Requiring this information 'broadens defence’s avenues on appeal' says Bogoroch's Mahsa Dabirian
This article was created in partnership with Bogoroch & Associates
For some time now, it has been standard practice for judges to instruct Ontario juries to provide particulars or an explanation of their findings on standard of care and causation in medical malpractice and other professional negligence cases.
But the issue remains mired in controversy.
“Asking for particulars puts plaintiffs at a disadvantage because it signals that the reasoning of all the jurors has to be the same, but that’s not the case as long as each juror’s reasoning leads to a finding of negligence on a balance of probabilities,” says Mahsa Dabirian, a partner at Toronto-based Bogoroch & Associates LLP, a civil litigation boutique whose focus includes medical malpractice and personal injury cases. Moreover, “requiring juries to particularize the reasoning for their decision broadens the defence’s avenues on appeal.”
The controversy originates in the varying interpretations of the Supreme Court of Canada’s 1995 decision in ter Neuzen v. Korn. The high court held that juries should be asked to specify the particulars of negligence where it was unclear whether the jury applied the judge’s instruction that it must accept a standard medical practice enunciated by experts as the appropriate legal standard; in instances where the exception to that rule applied and the jury could fix the standard of care without expert evidence, the answer would ensure that the standard adopted by the jury was not unreasonable or unknown in law.
Ontario and British Columbia courts, however, have differed in their interpretation of ter Neuzen.
Indeed, in 2017, the Ontario Court of Appeal in Sacks v. Ross stated unequivocally that asking juries to provide reasons had “become standard practice” in professional negligence matters.
As it turns out, B.C. judges didn’t see it that way.
As early as 2012 in Lush v. Connell, the province’s Court of Appeal held that ter Neuzen did not change the general practice that civil juries were not required to provide particulars of negligence; rather, ter Neuzen adopted the practice only where it was necessary “in order to reveal whether the jury has understood the judge’s instruction that it must accept the standard practice as the legal standard against which the defendant’s conduct must be measured.” Put another way, ter Neuzen applied only where the trial judge considered “that the jury’s understanding of its instructions may need to be tested.”

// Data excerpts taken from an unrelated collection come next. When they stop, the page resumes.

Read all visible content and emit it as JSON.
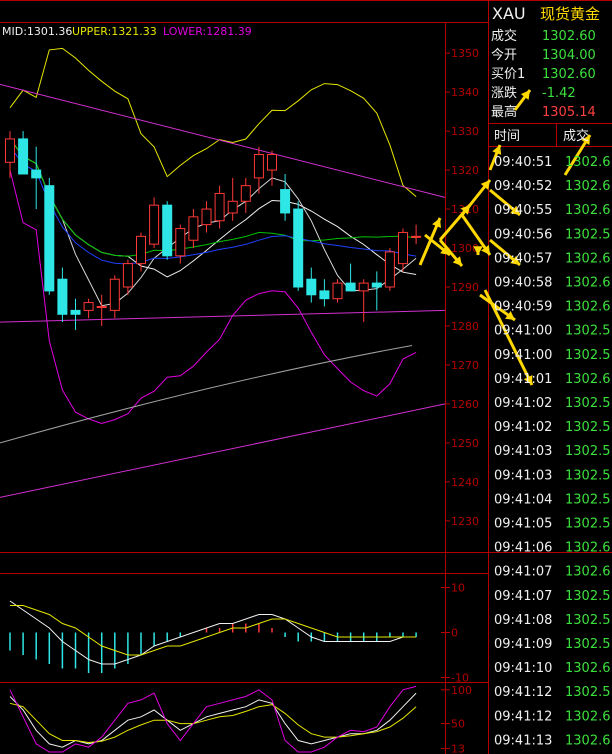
{
  "colors": {
    "bg": "#000000",
    "frame": "#b40000",
    "up": "#ff3838",
    "down": "#2ee6e6",
    "mid": "#f0f0f0",
    "upper": "#e6e600",
    "lower": "#e000e0",
    "ma_green": "#00c000",
    "ma_blue": "#2040ff",
    "ma_white": "#d8d8d8",
    "trend_magenta": "#d030d0",
    "trend_gray": "#a0a0a0",
    "arrow": "#ffd800",
    "ticker_value_green": "#3ce03c",
    "ticker_value_red": "#ff4040"
  },
  "legend": {
    "mid": "MID:1301.36",
    "upper": "UPPER:1321.33",
    "lower": "LOWER:1281.39"
  },
  "y_axis": [
    "1350",
    "1340",
    "1330",
    "1320",
    "1310",
    "1300",
    "1290",
    "1280",
    "1270",
    "1260",
    "1250",
    "1240",
    "1230"
  ],
  "macd_axis": [
    "10",
    "0",
    "-10"
  ],
  "kdj_axis": [
    "100",
    "50",
    "13"
  ],
  "quote": {
    "symbol": "XAU",
    "name": "现货黄金",
    "rows": [
      {
        "label": "成交",
        "value": "1302.60",
        "color": "green"
      },
      {
        "label": "今开",
        "value": "1304.00",
        "color": "green"
      },
      {
        "label": "买价1",
        "value": "1302.60",
        "color": "green"
      },
      {
        "label": "涨跌",
        "value": "-1.42",
        "color": "green"
      },
      {
        "label": "最高",
        "value": "1305.14",
        "color": "red"
      }
    ]
  },
  "ticks_header": {
    "time": "时间",
    "trade": "成交"
  },
  "ticks": [
    {
      "time": "09:40:51",
      "price": "1302.6"
    },
    {
      "time": "09:40:52",
      "price": "1302.6"
    },
    {
      "time": "09:40:55",
      "price": "1302.6"
    },
    {
      "time": "09:40:56",
      "price": "1302.5"
    },
    {
      "time": "09:40:57",
      "price": "1302.6"
    },
    {
      "time": "09:40:58",
      "price": "1302.6"
    },
    {
      "time": "09:40:59",
      "price": "1302.6"
    },
    {
      "time": "09:41:00",
      "price": "1302.5"
    },
    {
      "time": "09:41:00",
      "price": "1302.5"
    },
    {
      "time": "09:41:01",
      "price": "1302.6"
    },
    {
      "time": "09:41:02",
      "price": "1302.5"
    },
    {
      "time": "09:41:02",
      "price": "1302.5"
    },
    {
      "time": "09:41:03",
      "price": "1302.5"
    },
    {
      "time": "09:41:03",
      "price": "1302.5"
    },
    {
      "time": "09:41:04",
      "price": "1302.5"
    },
    {
      "time": "09:41:05",
      "price": "1302.5"
    },
    {
      "time": "09:41:06",
      "price": "1302.6"
    },
    {
      "time": "09:41:07",
      "price": "1302.6"
    },
    {
      "time": "09:41:07",
      "price": "1302.5"
    },
    {
      "time": "09:41:08",
      "price": "1302.5"
    },
    {
      "time": "09:41:09",
      "price": "1302.5"
    },
    {
      "time": "09:41:10",
      "price": "1302.6"
    },
    {
      "time": "09:41:12",
      "price": "1302.5"
    },
    {
      "time": "09:41:12",
      "price": "1302.6"
    },
    {
      "time": "09:41:13",
      "price": "1302.6"
    }
  ],
  "chart_data": {
    "type": "candlestick",
    "price_range": [
      1222,
      1358
    ],
    "candles": [
      {
        "o": 1322,
        "h": 1330,
        "l": 1318,
        "c": 1328
      },
      {
        "o": 1328,
        "h": 1330,
        "l": 1319,
        "c": 1319
      },
      {
        "o": 1320,
        "h": 1326,
        "l": 1310,
        "c": 1318
      },
      {
        "o": 1316,
        "h": 1318,
        "l": 1288,
        "c": 1289
      },
      {
        "o": 1292,
        "h": 1295,
        "l": 1281,
        "c": 1283
      },
      {
        "o": 1284,
        "h": 1287,
        "l": 1279,
        "c": 1283
      },
      {
        "o": 1284,
        "h": 1287,
        "l": 1282,
        "c": 1286
      },
      {
        "o": 1285,
        "h": 1288,
        "l": 1280,
        "c": 1285
      },
      {
        "o": 1284,
        "h": 1293,
        "l": 1282,
        "c": 1292
      },
      {
        "o": 1290,
        "h": 1297,
        "l": 1288,
        "c": 1296
      },
      {
        "o": 1296,
        "h": 1304,
        "l": 1294,
        "c": 1303
      },
      {
        "o": 1301,
        "h": 1313,
        "l": 1300,
        "c": 1311
      },
      {
        "o": 1311,
        "h": 1312,
        "l": 1297,
        "c": 1298
      },
      {
        "o": 1298,
        "h": 1306,
        "l": 1296,
        "c": 1305
      },
      {
        "o": 1302,
        "h": 1310,
        "l": 1300,
        "c": 1308
      },
      {
        "o": 1306,
        "h": 1312,
        "l": 1304,
        "c": 1310
      },
      {
        "o": 1307,
        "h": 1316,
        "l": 1305,
        "c": 1314
      },
      {
        "o": 1309,
        "h": 1318,
        "l": 1307,
        "c": 1312
      },
      {
        "o": 1312,
        "h": 1318,
        "l": 1309,
        "c": 1316
      },
      {
        "o": 1318,
        "h": 1326,
        "l": 1314,
        "c": 1324
      },
      {
        "o": 1320,
        "h": 1325,
        "l": 1316,
        "c": 1324
      },
      {
        "o": 1315,
        "h": 1319,
        "l": 1307,
        "c": 1309
      },
      {
        "o": 1310,
        "h": 1312,
        "l": 1289,
        "c": 1290
      },
      {
        "o": 1292,
        "h": 1295,
        "l": 1286,
        "c": 1288
      },
      {
        "o": 1289,
        "h": 1292,
        "l": 1285,
        "c": 1287
      },
      {
        "o": 1287,
        "h": 1292,
        "l": 1286,
        "c": 1291
      },
      {
        "o": 1291,
        "h": 1296,
        "l": 1289,
        "c": 1289
      },
      {
        "o": 1289,
        "h": 1292,
        "l": 1281,
        "c": 1291
      },
      {
        "o": 1291,
        "h": 1294,
        "l": 1284,
        "c": 1290
      },
      {
        "o": 1290,
        "h": 1300,
        "l": 1289,
        "c": 1299
      },
      {
        "o": 1296,
        "h": 1305,
        "l": 1294,
        "c": 1304
      },
      {
        "o": 1303,
        "h": 1306,
        "l": 1301,
        "c": 1303
      }
    ],
    "macd": {
      "range": [
        -11,
        13
      ],
      "hist": [
        -4,
        -5,
        -6,
        -7,
        -8,
        -8,
        -9,
        -9,
        -8,
        -7,
        -5,
        -3,
        -2,
        -1,
        0,
        1,
        1,
        2,
        2,
        2,
        1,
        -1,
        -2,
        -2,
        -2,
        -2,
        -2,
        -2,
        -2,
        -1,
        -1,
        -1
      ],
      "dif": [
        7,
        5,
        3,
        1,
        -2,
        -4,
        -6,
        -7,
        -7,
        -6,
        -5,
        -3,
        -2,
        -1,
        0,
        1,
        2,
        2,
        3,
        4,
        4,
        3,
        1,
        -1,
        -2,
        -2,
        -2,
        -2,
        -2,
        -2,
        -1,
        -1
      ],
      "dea": [
        6,
        6,
        5,
        4,
        2,
        1,
        -1,
        -3,
        -4,
        -5,
        -5,
        -4,
        -3,
        -3,
        -2,
        -1,
        0,
        1,
        1,
        2,
        3,
        3,
        2,
        1,
        0,
        -1,
        -1,
        -1,
        -1,
        -1,
        -1,
        -1
      ]
    },
    "kdj": {
      "range": [
        5,
        110
      ],
      "k": [
        90,
        70,
        40,
        20,
        15,
        25,
        20,
        25,
        40,
        55,
        60,
        70,
        55,
        40,
        50,
        60,
        65,
        70,
        75,
        85,
        80,
        50,
        25,
        20,
        25,
        30,
        35,
        35,
        40,
        55,
        75,
        95
      ],
      "d": [
        80,
        75,
        55,
        35,
        25,
        25,
        22,
        24,
        30,
        40,
        48,
        55,
        55,
        50,
        50,
        55,
        60,
        62,
        68,
        75,
        78,
        65,
        48,
        35,
        30,
        30,
        32,
        35,
        38,
        45,
        58,
        75
      ],
      "j": [
        100,
        60,
        20,
        8,
        8,
        20,
        15,
        30,
        55,
        80,
        85,
        95,
        50,
        25,
        50,
        75,
        80,
        85,
        90,
        100,
        85,
        25,
        8,
        8,
        15,
        30,
        40,
        38,
        45,
        75,
        100,
        105
      ]
    }
  }
}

In the most recent case on the subject, Harder v. Butler (unreported), Saskatchewan Court of King’s Bench Justice Keith Kilback adopted the B.C. view: where the issue of whether a standard medical practice could be negligent did not arise, asking the jury to provide particulars was a matter of discretion – as it was in the case before him.
Here, Justice Kilback concluded, the disadvantages of asking the jury for particulars of negligence and causation outweighed the advantages of doing so. He rejected the defence argument that particulars provided for “more meaningful” appellate review. Because members of a civil jury did not have to agree on the same ground of negligence, he reasoned, it was possible that more than one ground might be identified.
“In these circumstances, it is difficult to see how having a jury specify particulars of the negligence found would facilitate meaningful appellate review without the certainty of knowing that the particulars specified represent the lawful answer of the jury to the question asked,” Justice Kilback stated. “Without this certainty, the jury’s verdict could be liable to be set aside based on particulars of negligence relied upon by a single juror.”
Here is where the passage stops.